Mechanistic considerations in small fish carcinogenicity testing

Historically, small fish species have proven useful both as environmental sentinels and as versatile test animals in toxicity and carcinogenicity bioassays. They can be bred in large numbers, have low maintenance and bioassay costs, and have a low background incidence of tumors. However, more mechanistic information is needed to help validate the information garnered from these models and to keep pace with other more fully developed animal models. This paper focuses on mechanistic considerations when using small fish models for carcinogenicity testing. Several small aquarium fish species have proven useful. The Japanese medaka is perhaps the best characterized small fish model for carcinogenicity testing; however, the zebrafish is emerging as an important model because it is well characterized genetically. Both route and methodology of exposure may affect the outcome of the study. Most studies have been conducted by introducing the test compound into the ambient water, but dietary exposures and embryo microinjection have also been used. Other considerations in study design include use of an initiating carcinogen, such as diethlynitrosamine, and differences in xenobiotic metabolism, such as the fact that fish CYP2B is refractory to phenobarbital induction. The small size of these models has perhaps limited some types of mechanistic studies, such as formation and repair of DNA adducts in response to carcinogen exposure.

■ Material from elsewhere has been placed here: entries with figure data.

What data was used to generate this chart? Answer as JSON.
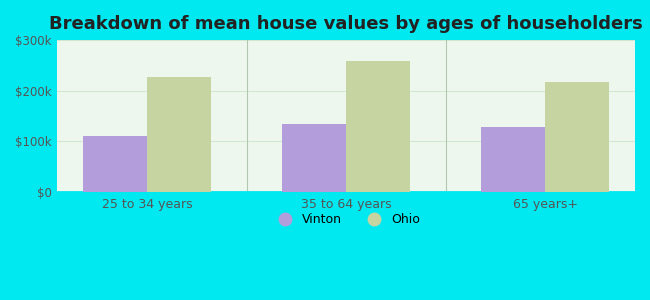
{
  "title": "Breakdown of mean house values by ages of householders",
  "categories": [
    "25 to 34 years",
    "35 to 64 years",
    "65 years+"
  ],
  "vinton_values": [
    110000,
    135000,
    128000
  ],
  "ohio_values": [
    228000,
    258000,
    218000
  ],
  "ylim": [
    0,
    300000
  ],
  "yticks": [
    0,
    100000,
    200000,
    300000
  ],
  "ytick_labels": [
    "$0",
    "$100k",
    "$200k",
    "$300k"
  ],
  "vinton_color": "#b39ddb",
  "ohio_color": "#c5d4a0",
  "title_fontsize": 13,
  "legend_labels": [
    "Vinton",
    "Ohio"
  ],
  "bar_width": 0.32,
  "outer_bg": "#00e8f0",
  "plot_bg": "#e8f5e9",
  "grid_color": "#d0e8d0",
  "divider_color": "#b0c8b0",
  "tick_color": "#555555",
  "title_color": "#222222"
}
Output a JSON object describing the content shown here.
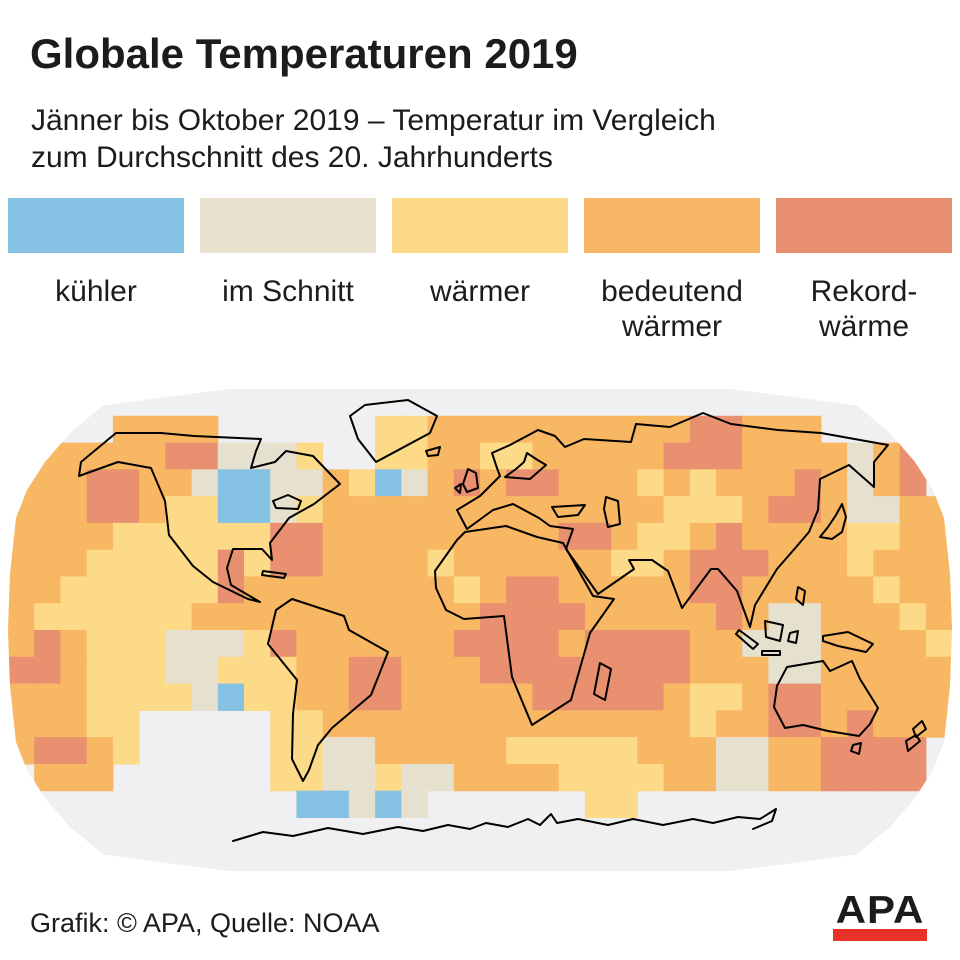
{
  "header": {
    "title": "Globale Temperaturen 2019",
    "subtitle_line1": "Jänner bis Oktober 2019 – Temperatur im Vergleich",
    "subtitle_line2": "zum Durchschnitt des 20. Jahrhunderts"
  },
  "legend": {
    "items": [
      {
        "key": "K",
        "label_line1": "kühler",
        "label_line2": "",
        "color": "#85c1e3"
      },
      {
        "key": "S",
        "label_line1": "im Schnitt",
        "label_line2": "",
        "color": "#e8e1ce"
      },
      {
        "key": "W",
        "label_line1": "wärmer",
        "label_line2": "",
        "color": "#fdda88"
      },
      {
        "key": "B",
        "label_line1": "bedeutend",
        "label_line2": "wärmer",
        "color": "#f8b766"
      },
      {
        "key": "R",
        "label_line1": "Rekord-",
        "label_line2": "wärme",
        "color": "#e8906f"
      }
    ]
  },
  "map": {
    "background": "#f0eff1",
    "outline_color": "#000000"
  },
  "footer": {
    "credit": "Grafik: © APA, Quelle: NOAA",
    "logo_text": "APA",
    "logo_bar_color": "#e63229"
  },
  "chart_data": {
    "type": "heatmap",
    "title": "Globale Temperaturen 2019",
    "subtitle": "Jänner bis Oktober 2019 – Temperatur im Vergleich zum Durchschnitt des 20. Jahrhunderts",
    "projection": "robinson",
    "source": "NOAA",
    "categories": [
      "kühler",
      "im Schnitt",
      "wärmer",
      "bedeutend wärmer",
      "Rekordwärme"
    ],
    "colors": {
      "K": "#85c1e3",
      "S": "#e6e0cf",
      "W": "#fdda88",
      "B": "#f8b763",
      "R": "#e8906f"
    },
    "no_data_key": ".",
    "rows": 18,
    "cols": 36,
    "cell_degrees": 10,
    "grid_rows": [
      "....................................",
      "....BBBB......WWBBBBBBBBBBRRBBB.....",
      ".BBBBBRRSSSW..WWBBWWBBBBBRRRBBBBSBR.",
      "BBBRRBBSKKSSBWKSBRBRRBBBWBWBBBRBSBR.",
      "BBBRRBWWKKSWBBBBBBBBBBBBBWWWBRRBSSBB",
      "BBBBWWWWWWRRBBBBBBBBBRRBWWBRBBBBWWBB",
      "BBBWWWWWRWRRBBBBWBBBBBBWWBRRRBBBWBBB",
      "BBWWWWWWRBBBBBBBBWBRRBBBBBRRBBBBBWBB",
      "BWWWWWWBBBBBBBBBBBRRRRBBBBBRBSSBBBWB",
      "BRBWWWSSSWRBBBBBBRRRRBRRRRBBSSSBBBBW",
      "RRBWWWSSWWWBBRRBBBRRRRRRRRBBBSSBBBBB",
      "BBBWWWWSKWWBBRRBBBBBRRRRRBWWBRRBBBBB",
      "BBBWW.....WWBBBBBBBBBBBBBBWBBRRBRBBB",
      "BRRBW.....WWSSBBBBBWWWWWBBBSSBBRRRR.",
      ".BBB......WWSSWSSBBBBWWWWBBSSBBRRRR.",
      "...........KKSKS......WW............",
      "....................................",
      "...................................."
    ]
  }
}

However, improved analytical methods are allowing greater resolution and should be applied to small fish species. Slide-based methods such as immunohistochemistry are an important adjunct to routine histopathology and should be included in study design. However, there is a need for development of more species-specific antibodies for fish research. There is also a need for more fish-specific data on cytokines, serum biochemistry, and oncogenes to strengthen the use of these important test models.